ABG Real Estate Group: u.a. Ausbau des Wohnbausegments, strategische Fokuserweiterung auf Wohnbau, Premium-Positionierung, Referenzprojekte für Revitalisierung und Denkmalpflege

  • Prime-Office ist die DNA und besondere Expertise der ABG Real Estate Group. Die ABG setzt bewusst Maßstäbe im hochwertigen Bürosegment und zeigt eine gute Detailentwicklung bei prominenten Projekten. Künftig liegt der strategische Fokus zusätzlich auch auf dem Wohnungsbau.

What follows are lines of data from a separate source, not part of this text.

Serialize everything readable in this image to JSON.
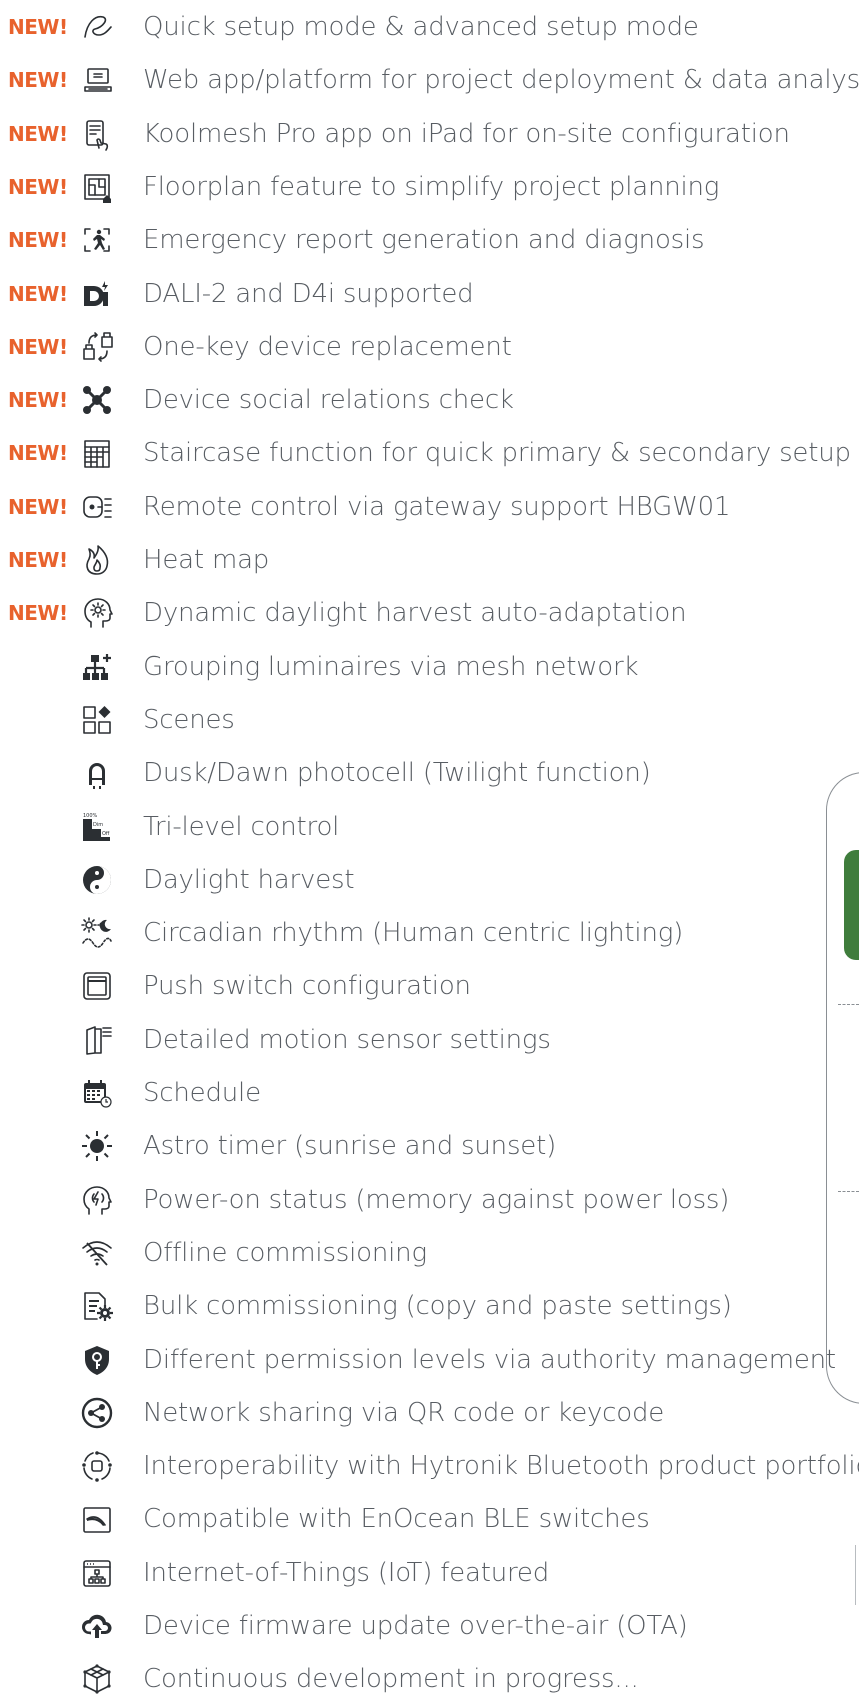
{
  "new_badge": "NEW!",
  "colors": {
    "badge": "#e8622d",
    "text": "#585d63",
    "icon": "#2b2f33",
    "accent_green": "#3f7d3c"
  },
  "features": [
    {
      "label": "Quick setup mode & advanced setup mode",
      "icon": "gesture-signature-icon",
      "new": true
    },
    {
      "label": "Web app/platform for project deployment & data analysis",
      "icon": "laptop-icon",
      "new": true
    },
    {
      "label": "Koolmesh Pro app on iPad for on-site configuration",
      "icon": "tablet-touch-icon",
      "new": true
    },
    {
      "label": "Floorplan feature to simplify project planning",
      "icon": "floorplan-icon",
      "new": true
    },
    {
      "label": "Emergency report generation and diagnosis",
      "icon": "emergency-exit-icon",
      "new": true
    },
    {
      "label": "DALI-2 and D4i supported",
      "icon": "dali-logo-icon",
      "new": true
    },
    {
      "label": "One-key device replacement",
      "icon": "device-swap-icon",
      "new": true
    },
    {
      "label": "Device social relations check",
      "icon": "network-nodes-icon",
      "new": true
    },
    {
      "label": "Staircase function for quick primary & secondary setup",
      "icon": "staircase-icon",
      "new": true
    },
    {
      "label": "Remote control via gateway support HBGW01",
      "icon": "gateway-icon",
      "new": true
    },
    {
      "label": "Heat map",
      "icon": "flame-icon",
      "new": true
    },
    {
      "label": "Dynamic daylight harvest auto-adaptation",
      "icon": "head-sun-icon",
      "new": true
    },
    {
      "label": "Grouping luminaires via mesh network",
      "icon": "hierarchy-plus-icon",
      "new": false
    },
    {
      "label": "Scenes",
      "icon": "scenes-grid-icon",
      "new": false
    },
    {
      "label": "Dusk/Dawn photocell (Twilight function)",
      "icon": "photocell-icon",
      "new": false
    },
    {
      "label": "Tri-level control",
      "icon": "tri-level-icon",
      "new": false,
      "icon_text": [
        "100%",
        "Dim",
        "Off"
      ]
    },
    {
      "label": "Daylight harvest",
      "icon": "yin-yang-icon",
      "new": false
    },
    {
      "label": "Circadian rhythm (Human centric lighting)",
      "icon": "sun-moon-wave-icon",
      "new": false
    },
    {
      "label": "Push switch configuration",
      "icon": "push-switch-icon",
      "new": false
    },
    {
      "label": "Detailed motion sensor settings",
      "icon": "door-sensor-icon",
      "new": false
    },
    {
      "label": "Schedule",
      "icon": "calendar-icon",
      "new": false
    },
    {
      "label": "Astro timer (sunrise and sunset)",
      "icon": "sun-icon",
      "new": false
    },
    {
      "label": "Power-on status (memory against power loss)",
      "icon": "power-memory-icon",
      "new": false
    },
    {
      "label": "Offline commissioning",
      "icon": "wifi-off-icon",
      "new": false
    },
    {
      "label": "Bulk commissioning (copy and paste settings)",
      "icon": "settings-list-icon",
      "new": false
    },
    {
      "label": "Different permission levels via authority management",
      "icon": "shield-key-icon",
      "new": false
    },
    {
      "label": "Network sharing via QR code or keycode",
      "icon": "share-icon",
      "new": false
    },
    {
      "label": "Interoperability with Hytronik Bluetooth product portfolio",
      "icon": "interop-cycle-icon",
      "new": false
    },
    {
      "label": "Compatible with EnOcean BLE switches",
      "icon": "enocean-switch-icon",
      "new": false
    },
    {
      "label": "Internet-of-Things (IoT) featured",
      "icon": "iot-window-icon",
      "new": false
    },
    {
      "label": "Device firmware update over-the-air (OTA)",
      "icon": "cloud-upload-icon",
      "new": false
    },
    {
      "label": "Continuous development in progress...",
      "icon": "cube-network-icon",
      "new": false
    }
  ]
}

  • Das Projekt CENTRAL PARX in Frankfurt steht dabei exemplarisch für die Kompetenz bei der anspruchsvollen Revitalisierung einer denkmalgeschützten Bestandsimmobilie. Der Gebäudekomplex wurde 1965 von Sep Ruf entworfen und diente über Jahrzehnte als Sitz der BHF-Bank. Zuletzt konnten langjährige Großvermietungen an die renommierten Anwaltskanzleien White & Case und Noerr erzielt werden, womit bereits zum Baustart die Vermietungsquote bei über 85 % lag. Das Projektvolumen beläuft sich auf rund 375 Mio. Euro. Als Lead Arranger stellte die DZ HYP bereits im Krisenjahr 2024 gemeinsam mit einem Konsortium aus mehreren Volksbanken eine Hochbau-Finanzierung über 200 Mio. Euro bereit. Mit seiner Lage am Rothschildpark im Frankfurter Bankenviertel und der ESG-Konformität gilt das Vorhaben als Referenzprojekt. Die Fertigstellung ist für 2028 vorgesehen.

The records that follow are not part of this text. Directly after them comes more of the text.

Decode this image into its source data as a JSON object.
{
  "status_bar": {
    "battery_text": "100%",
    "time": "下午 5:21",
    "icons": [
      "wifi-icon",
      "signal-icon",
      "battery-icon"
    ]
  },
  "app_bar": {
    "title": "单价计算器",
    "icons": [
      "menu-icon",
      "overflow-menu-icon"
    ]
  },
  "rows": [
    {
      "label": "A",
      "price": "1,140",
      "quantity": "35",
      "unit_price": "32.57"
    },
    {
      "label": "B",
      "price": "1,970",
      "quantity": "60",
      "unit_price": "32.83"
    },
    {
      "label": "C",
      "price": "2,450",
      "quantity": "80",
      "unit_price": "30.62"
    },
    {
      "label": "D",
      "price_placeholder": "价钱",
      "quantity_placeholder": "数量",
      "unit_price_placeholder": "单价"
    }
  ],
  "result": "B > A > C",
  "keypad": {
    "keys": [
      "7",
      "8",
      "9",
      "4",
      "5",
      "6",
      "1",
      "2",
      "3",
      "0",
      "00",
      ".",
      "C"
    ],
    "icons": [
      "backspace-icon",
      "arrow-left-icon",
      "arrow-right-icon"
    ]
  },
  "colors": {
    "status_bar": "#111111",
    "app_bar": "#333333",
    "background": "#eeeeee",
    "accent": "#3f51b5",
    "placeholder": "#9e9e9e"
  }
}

  • Auch das PALAIS ROSSMARKT markiert einen wichtigen Meilenstein. Das 1903/1904 errichtete Gebäude war Sitz der Deutschen Bank. Mit einem Investitionsvolumen von über 250 Mio. Euro wird das denkmalgeschützte Ensemble umfassend revitalisiert. Die historische Substanz wird nicht nur bewahrt, sondern sorgfältig als identitätsstiftendes Element ins Nutzungskonzept integriert. So bleiben z.B. der Frankfurter Saal – ein holzvertäfelter Sitzungssaal – und das historische Präsidentenzimmer erhalten und dokumentieren die enge Verbindung zur Finanz- und Stadtgeschichte. Vorgesehen sind ESG-Zertifizierungen, die Fassade aus Sandstein wird instand gesetzt. Ein gläserner Dachaufbau und begrünte Dachflächen ergänzen die neue architektonische Handschrift. Die Planung verantwortet Volker Staab, der sich für seinen behutsamen Umgang mit Denkmalschutzsubstanzen einen Namen gemacht hat (in Frankfurt z.B. mit dem Um- bzw. Neubau des Jüdischen Museums). Der Baubeginn ist für Ende 2026 vorgesehen, die Fertigstellung für 2029.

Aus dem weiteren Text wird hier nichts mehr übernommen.